New Disclosures Highlight Ashton Carter’s Ties to Investors

Ashton Carter, President Obama’s nominee for Secretary of Defense, received $20,000 last year from one of the top consulting firms offering political intelligence to investors. And his wife’s investments in the defense industry may at times require him to stay on the sidelines while he serves at the Pentagon.

Those are among the tidbits revealed in new disclosure reports posted online by the Office of Government Ethics.

Last week, the Project On Government Oversight wrote that Carter, “[w]hile working in the private sector...has held plum positions on government advisory boards that called for reforms with potential ramifications for his defense industry clients and other companies that receive [Department of Defense] dollars.” Like many members of Washington’s policy establishment, he has straddled the public and private sectors, keeping a foot in both worlds with the potential to gain inside information on, and influence over, government policy.

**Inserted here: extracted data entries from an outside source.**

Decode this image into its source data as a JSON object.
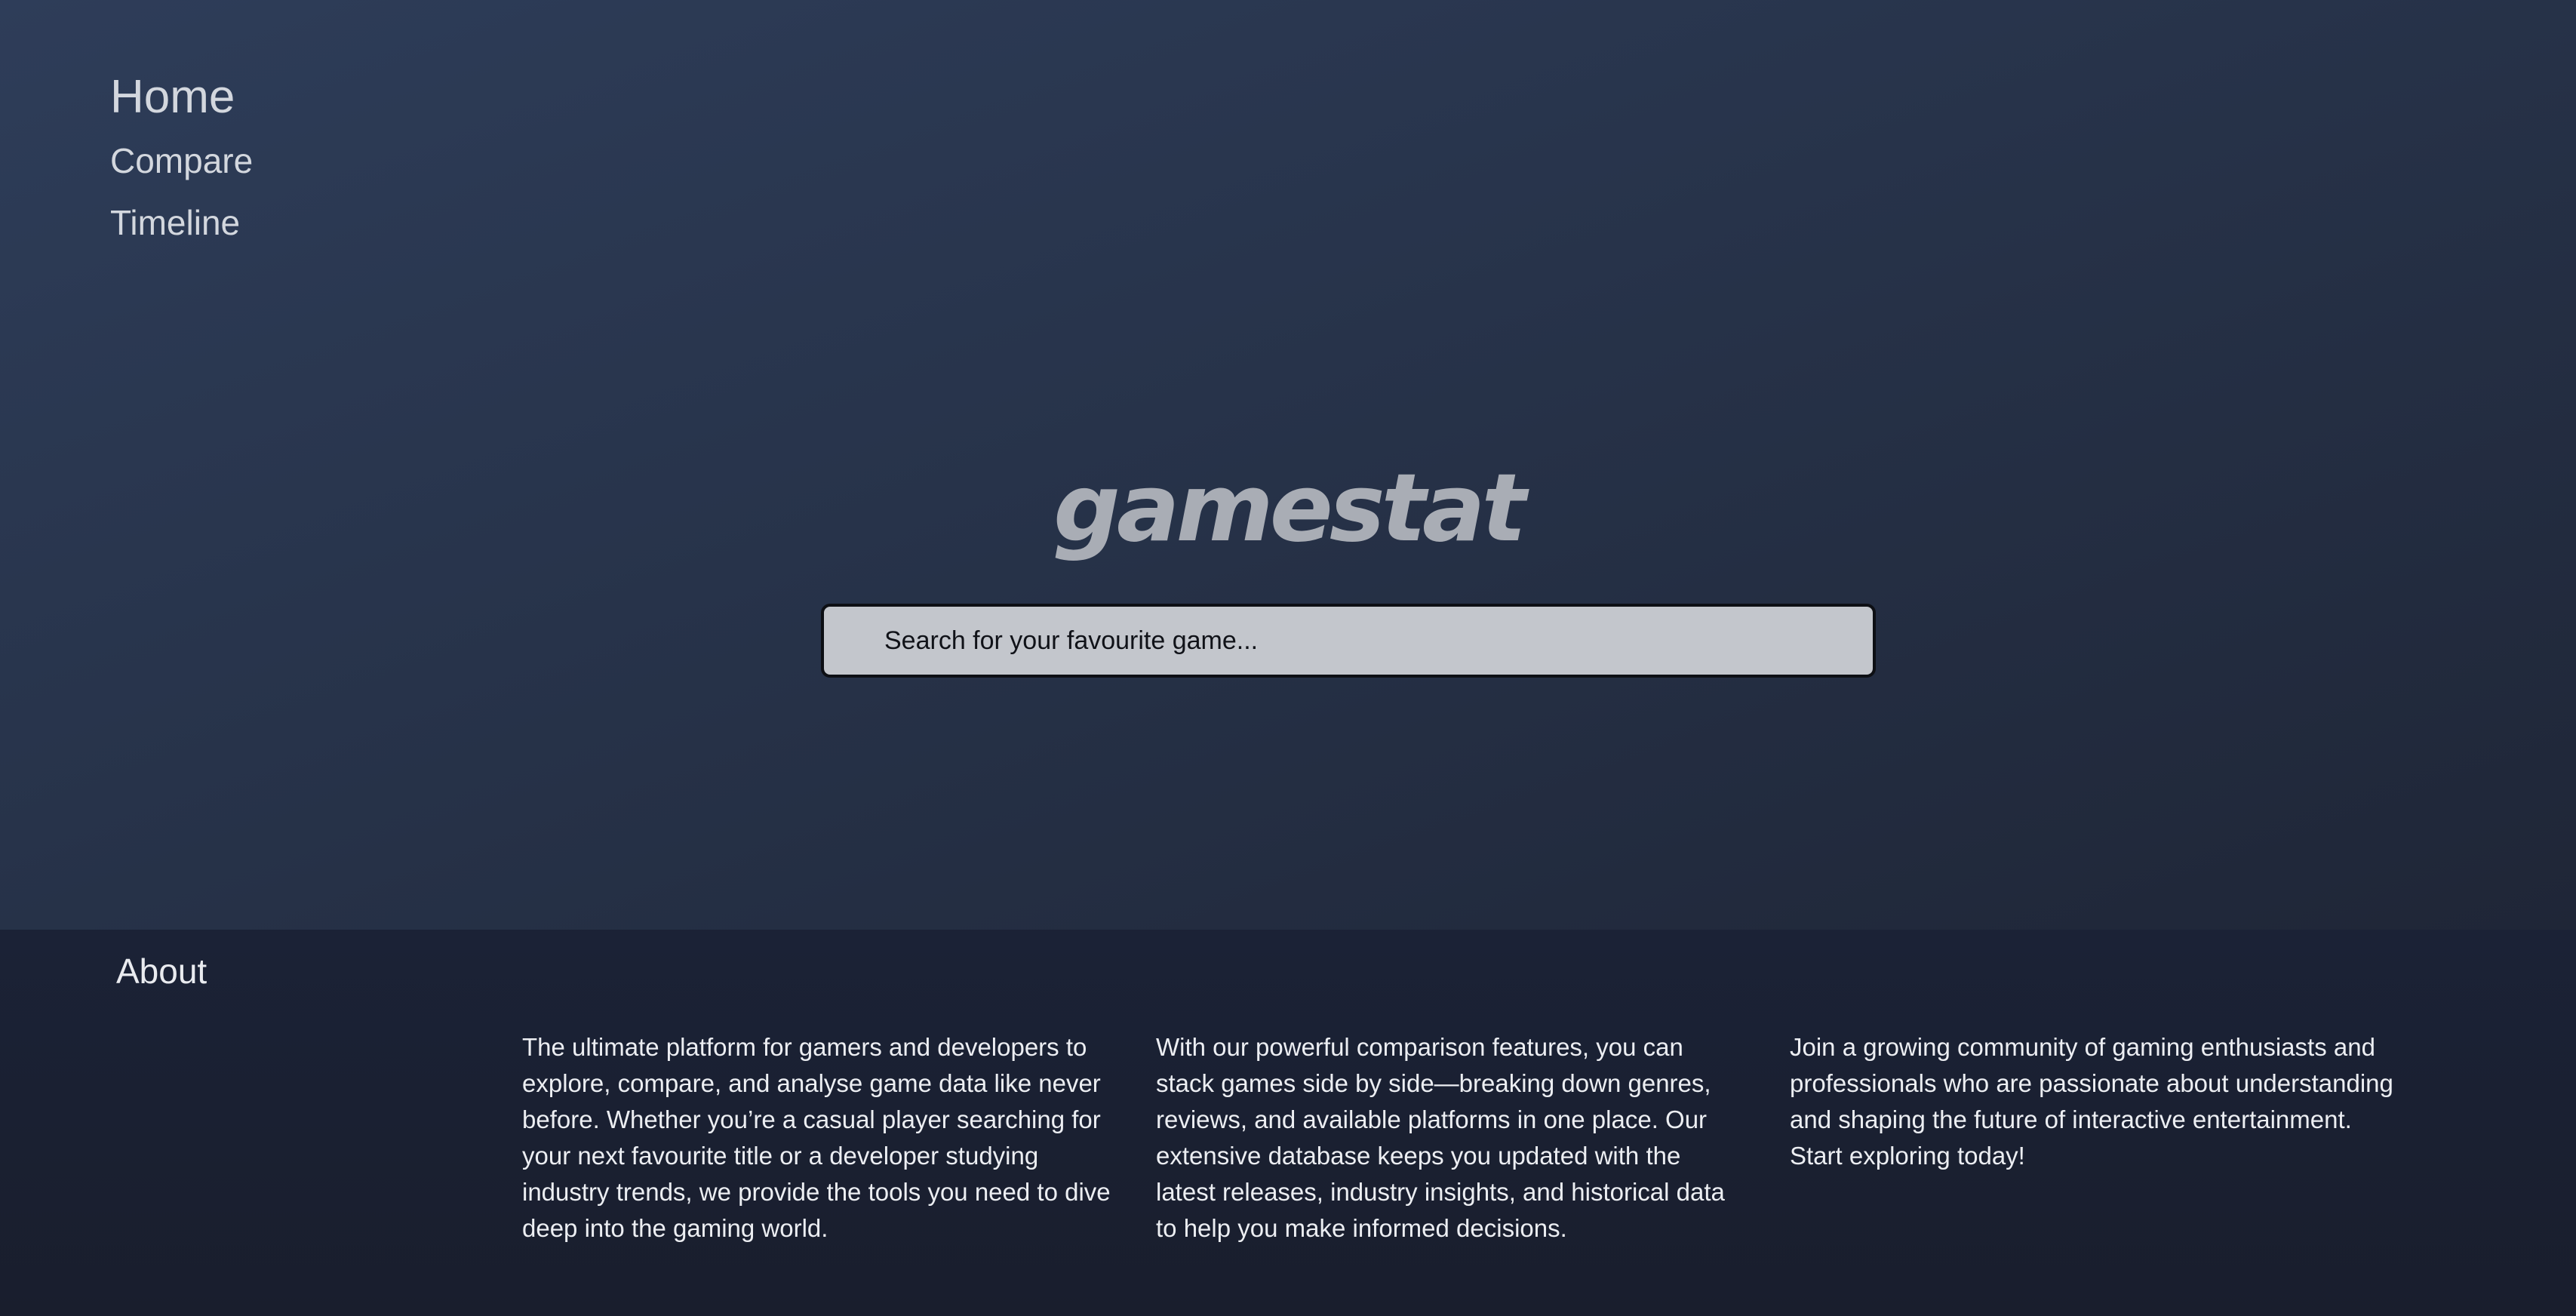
{
  "nav": {
    "home": "Home",
    "compare": "Compare",
    "timeline": "Timeline"
  },
  "logo": {
    "text": "gamestat"
  },
  "search": {
    "placeholder": "Search for your favourite game..."
  },
  "about": {
    "title": "About",
    "columns": [
      "The ultimate platform for gamers and developers to explore, compare, and analyse game data like never before. Whether you’re a casual player searching for your next favourite title or a developer studying industry trends, we provide the tools you need to dive deep into the gaming world.",
      "With our powerful comparison features, you can stack games side by side—breaking down genres, reviews, and available platforms in one place. Our extensive database keeps you updated with the latest releases, industry insights, and historical data to help you make informed decisions.",
      "Join a growing community of gaming enthusiasts and professionals who are passionate about understanding and shaping the future of interactive entertainment. Start exploring today!"
    ]
  },
  "colors": {
    "hero_bg": "#2a3650",
    "footer_bg": "#1a2031",
    "logo": "#a9adb5",
    "search_bg": "#c3c6cc",
    "text": "#e9ebef"
  }
}
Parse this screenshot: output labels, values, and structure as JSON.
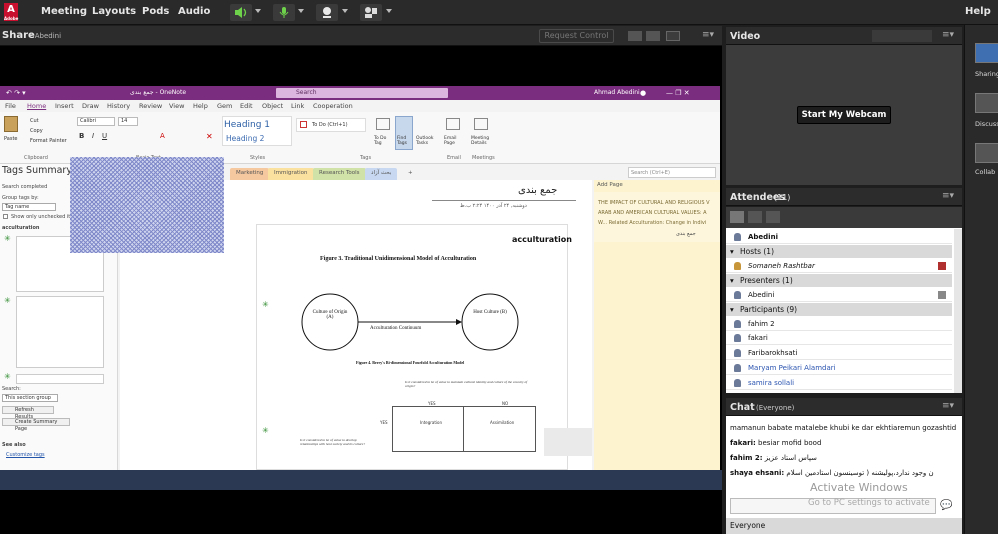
{
  "topbar": {
    "logo_text": "Adobe",
    "menus": [
      "Meeting",
      "Layouts",
      "Pods",
      "Audio"
    ],
    "help": "Help"
  },
  "share_pod": {
    "title": "Share",
    "presenter": "- Abedini",
    "request_control": "Request Control"
  },
  "onenote": {
    "window_title": "جمع بندی - OneNote",
    "search_placeholder": "Search",
    "user": "Ahmad Abedini",
    "menu": [
      "File",
      "Home",
      "Insert",
      "Draw",
      "History",
      "Review",
      "View",
      "Help",
      "Gem",
      "Edit",
      "Object",
      "Link",
      "Cooperation"
    ],
    "ribbon": {
      "paste": "Paste",
      "cut": "Cut",
      "copy": "Copy",
      "format_painter": "Format Painter",
      "clipboard": "Clipboard",
      "font": "Calibri",
      "size": "14",
      "basic_text": "Basic Text",
      "heading1": "Heading 1",
      "heading2": "Heading 2",
      "styles": "Styles",
      "todo": "To Do (Ctrl+1)",
      "tags": "Tags",
      "todo_tag": "To Do Tag",
      "find_tags": "Find Tags",
      "outlook_tasks": "Outlook Tasks",
      "email_page": "Email Page",
      "email": "Email",
      "meeting_details": "Meeting Details",
      "meetings": "Meetings"
    },
    "tags_panel": {
      "title": "Tags Summary",
      "search_completed": "Search completed",
      "group_tags_by": "Group tags by:",
      "group_value": "Tag name",
      "show_unchecked": "Show only unchecked ite",
      "group_heading": "acculturation",
      "search_label": "Search:",
      "search_scope": "This section group",
      "refresh": "Refresh Results",
      "create_summary": "Create Summary Page",
      "see_also": "See also",
      "customize": "Customize tags"
    },
    "section_tabs": [
      "Marketing",
      "Immigration",
      "Research Tools",
      "بحث آزاد",
      "+"
    ],
    "page_search": "Search (Ctrl+E)",
    "page": {
      "title": "جمع بندی",
      "date": "دوشنبه, ۲۴ آذر ۱۴۰۰   ۲:۲۴ ب.ظ",
      "heading": "acculturation",
      "figure3": "Figure 3. Traditional Unidimensional Model of Acculturation",
      "circle_a": "Culture of Origin (A)",
      "circle_b": "Host Culture (B)",
      "continuum": "Acculturation Continuum",
      "figure4": "Figure 4. Berry's Bi-dimensional Fourfold Acculturation Model",
      "q1": "Is it considered to be of value to maintain cultural identity and culture of the country of origin?",
      "yes": "YES",
      "no": "NO",
      "integration": "Integration",
      "assimilation": "Assimilation",
      "q2": "Is it considered to be of value to develop relationships with host society and its culture?"
    },
    "page_list": {
      "add_page": "Add Page",
      "item1": "THE IMPACT OF CULTURAL AND RELIGIOUS V",
      "item2": "ARAB AND AMERICAN CULTURAL VALUES: A",
      "item3": "W... Related Acculturation: Change in Indivi",
      "item4": "جمع بندی"
    }
  },
  "video_pod": {
    "title": "Video",
    "start_webcam": "Start My Webcam"
  },
  "attendees_pod": {
    "title": "Attendees",
    "count": "(11)",
    "me": "Abedini",
    "hosts_label": "Hosts (1)",
    "hosts": [
      "Somaneh Rashtbar"
    ],
    "presenters_label": "Presenters (1)",
    "presenters": [
      "Abedini"
    ],
    "participants_label": "Participants (9)",
    "participants": [
      "fahim 2",
      "fakari",
      "Faribarokhsati",
      "Maryam Peikari Alamdari",
      "samira sollali"
    ]
  },
  "chat_pod": {
    "title": "Chat",
    "scope": "(Everyone)",
    "messages": [
      {
        "who": "",
        "text": "mamanun babate matalebe khubi ke dar ekhtiaremun gozashtid"
      },
      {
        "who": "fakari:",
        "text": "besiar mofid bood"
      },
      {
        "who": "fahim 2:",
        "text": "سپاس استاد عزیز"
      },
      {
        "who": "shaya ehsani:",
        "text": "ن وجود ندارد،پولیشنه ( توسینسون استادمین اسلام"
      }
    ],
    "everyone": "Everyone",
    "watermark_title": "Activate Windows",
    "watermark_sub": "Go to PC settings to activate"
  },
  "side_strip": {
    "items": [
      "Sharing",
      "Discuss",
      "Collab"
    ]
  }
}
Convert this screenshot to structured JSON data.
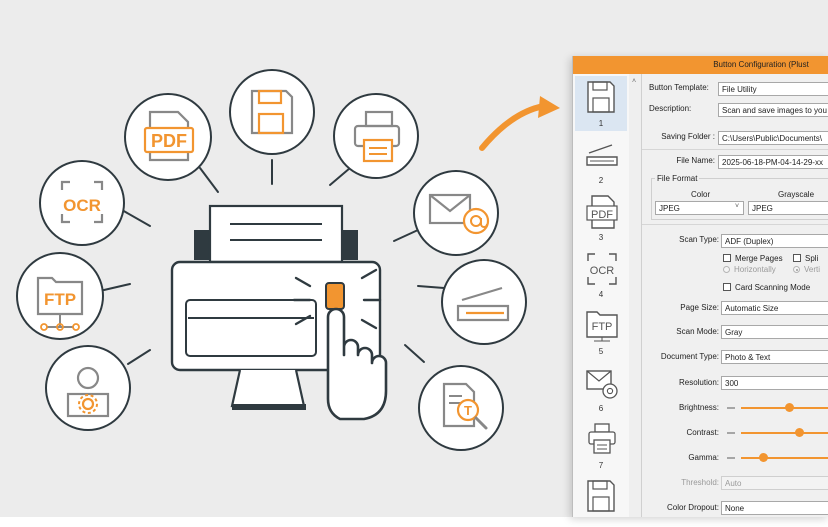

Carter’s latest ethics disclosures show another way for former government officials to cash in: giving speeches sponsored by companies in the investment world. The new disclosures detail Carter’s consulting and speaking engagements since he stepped down as Deputy Secretary of Defense in late 2013.

In addition to consulting for the Markle Foundation—where he worked on a task force to “enable improved decision making with regard to major security threats against our nation”—and lecturing at Stanford University, Carter gave several speeches arranged by investment firms and Pentagon-funded research labs.

For speeches given in 2014, Carter received $30,000 in honoraria from JMI Equity, $22,500 from Barclays Capital, $15,000 from Liberty Mutual, and $5,000 from Goldman Sachs, according to his financial disclosure form.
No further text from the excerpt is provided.